The question of whether to admit China has become more than academic. Trump mused about it a year ago, calling expansion "not a bad idea." But most analysts argue that bringing China into the fold would shatter the group's cohesion. John Kirton warns that a Chinese leader at the table would be "a Trojan horse," tempting individual members to break ranks in pursuit of special economic favors on minerals, technology, and trade. Chris Alden, an international relations expert at the London School of Economics, said adding China "would make it very difficult for it to function."
There is also a cautionary tale. The G7's last expansion—admitting Russia in 1998—ended badly. When Vladimir Putin seized Crimea in 2014, the club froze him out, foreshadowing the full-scale war that began in 2022. Trump has said excluding Russia "was a very big mistake." But Kirton argues the experience convinced other leaders "that they should never take a chance on a less than fully democratic power becoming a full member of their fully democratic club again." So China remains outside, economically indispensable yet politically impossible, a paradox that will only grow more uncomfortable as the years pass.
Notable Quotes
From being only a tiny, benign, panda bear in 1975, China has become a great global dragon.— John Kirton, University of Toronto G7 specialist
China inside would indeed be a Trojan horse, with individual members tempted to break G7 ranks to secure special favors.— John Kirton
The Hearth Conversation Another angle on the story
Why does it matter that China isn't at the table if the G7 can still talk about it?
Because decisions made without the person most affected by them tend to be incomplete or ineffective.
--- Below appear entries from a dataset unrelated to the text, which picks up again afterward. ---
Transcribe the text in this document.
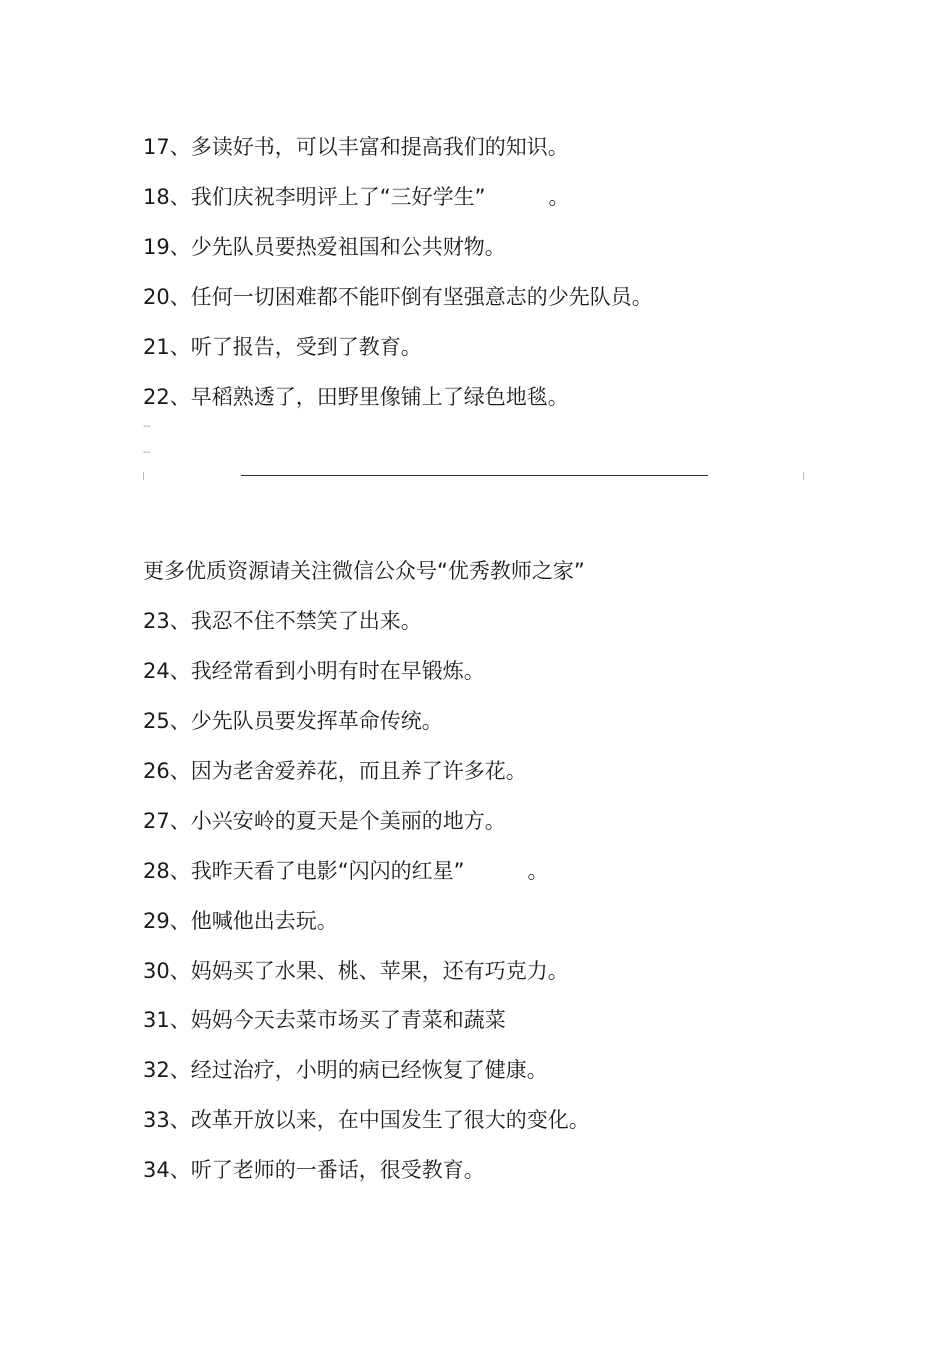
17、多读好书，可以丰富和提高我们的知识。
18、我们庆祝李明评上了“三好学生”　　　。
19、少先队员要热爱祖国和公共财物。
20、任何一切困难都不能吓倒有坚强意志的少先队员。
21、听了报告，受到了教育。
22、早稻熟透了，田野里像铺上了绿色地毯。
--
--
更多优质资源请关注微信公众号“优秀教师之家”
23、我忍不住不禁笑了出来。
24、我经常看到小明有时在早锻炼。
25、少先队员要发挥革命传统。
26、因为老舍爱养花，而且养了许多花。
27、小兴安岭的夏天是个美丽的地方。
28、我昨天看了电影“闪闪的红星”　　　。
29、他喊他出去玩。
30、妈妈买了水果、桃、苹果，还有巧克力。
31、妈妈今天去菜市场买了青菜和蔬菜
32、经过治疗，小明的病已经恢复了健康。
33、改革开放以来，在中国发生了很大的变化。
34、听了老师的一番话，很受教育。
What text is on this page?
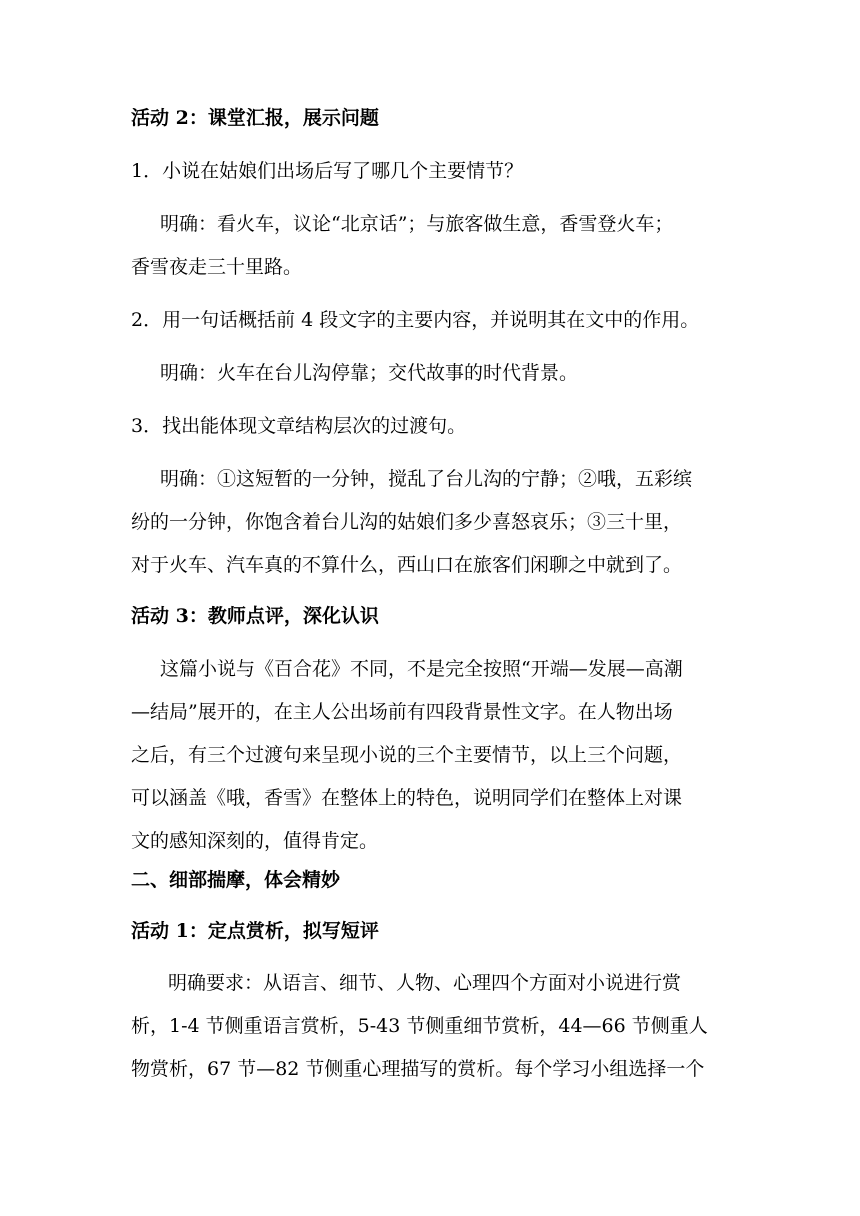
活动 2：课堂汇报，展示问题
1．小说在姑娘们出场后写了哪几个主要情节？
明确：看火车，议论“北京话”；与旅客做生意，香雪登火车；
香雪夜走三十里路。
2．用一句话概括前 4 段文字的主要内容，并说明其在文中的作用。
明确：火车在台儿沟停靠；交代故事的时代背景。
3．找出能体现文章结构层次的过渡句。
明确：①这短暂的一分钟，搅乱了台儿沟的宁静；②哦，五彩缤
纷的一分钟，你饱含着台儿沟的姑娘们多少喜怒哀乐；③三十里，
对于火车、汽车真的不算什么，西山口在旅客们闲聊之中就到了。
活动 3：教师点评，深化认识
这篇小说与《百合花》不同，不是完全按照“开端—发展—高潮
—结局”展开的，在主人公出场前有四段背景性文字。在人物出场
之后，有三个过渡句来呈现小说的三个主要情节，以上三个问题，
可以涵盖《哦，香雪》在整体上的特色，说明同学们在整体上对课
文的感知深刻的，值得肯定。
二、细部揣摩，体会精妙
活动 1：定点赏析，拟写短评
明确要求：从语言、细节、人物、心理四个方面对小说进行赏
析，1-4 节侧重语言赏析，5-43 节侧重细节赏析，44—66 节侧重人
物赏析，67 节—82 节侧重心理描写的赏析。每个学习小组选择一个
The G7 can agree on trade policy toward China, but China won't be there to negotiate or commit to anything. It's like planning a dinner party and discussing the guest of honor while they're in the other room.
But couldn't adding China actually make things worse—create more conflict?
That's the real fear. Right now, the G7 can present a united front against Chinese trade practices or technology concerns. If China were inside the room, members might start making side deals to protect their own industries or secure access to rare minerals. The group's strength comes partly from its exclusivity.
Is this about democracy, or is it really about power?
It's both, genuinely. The democracy rule isn't just window dressing—it reflects shared values about how societies should work. But it's also convenient, because it lets the G7 exclude a rival without saying "we're keeping you out because you're too strong."
What does China actually want?
That's unclear. Publicly, Beijing criticizes the G7 as a relic of Cold War thinking. But privately, analysts say China knows the group represents real power—economic, military, technological. Being excluded stings, but being inside might be worse if it meant constant confrontation.
So this is a stalemate?
For now. But it's an unstable one. As China's economy grows and the G7's relative share of global power shrinks, the logic of exclusion gets harder to maintain. Eventually something has to give.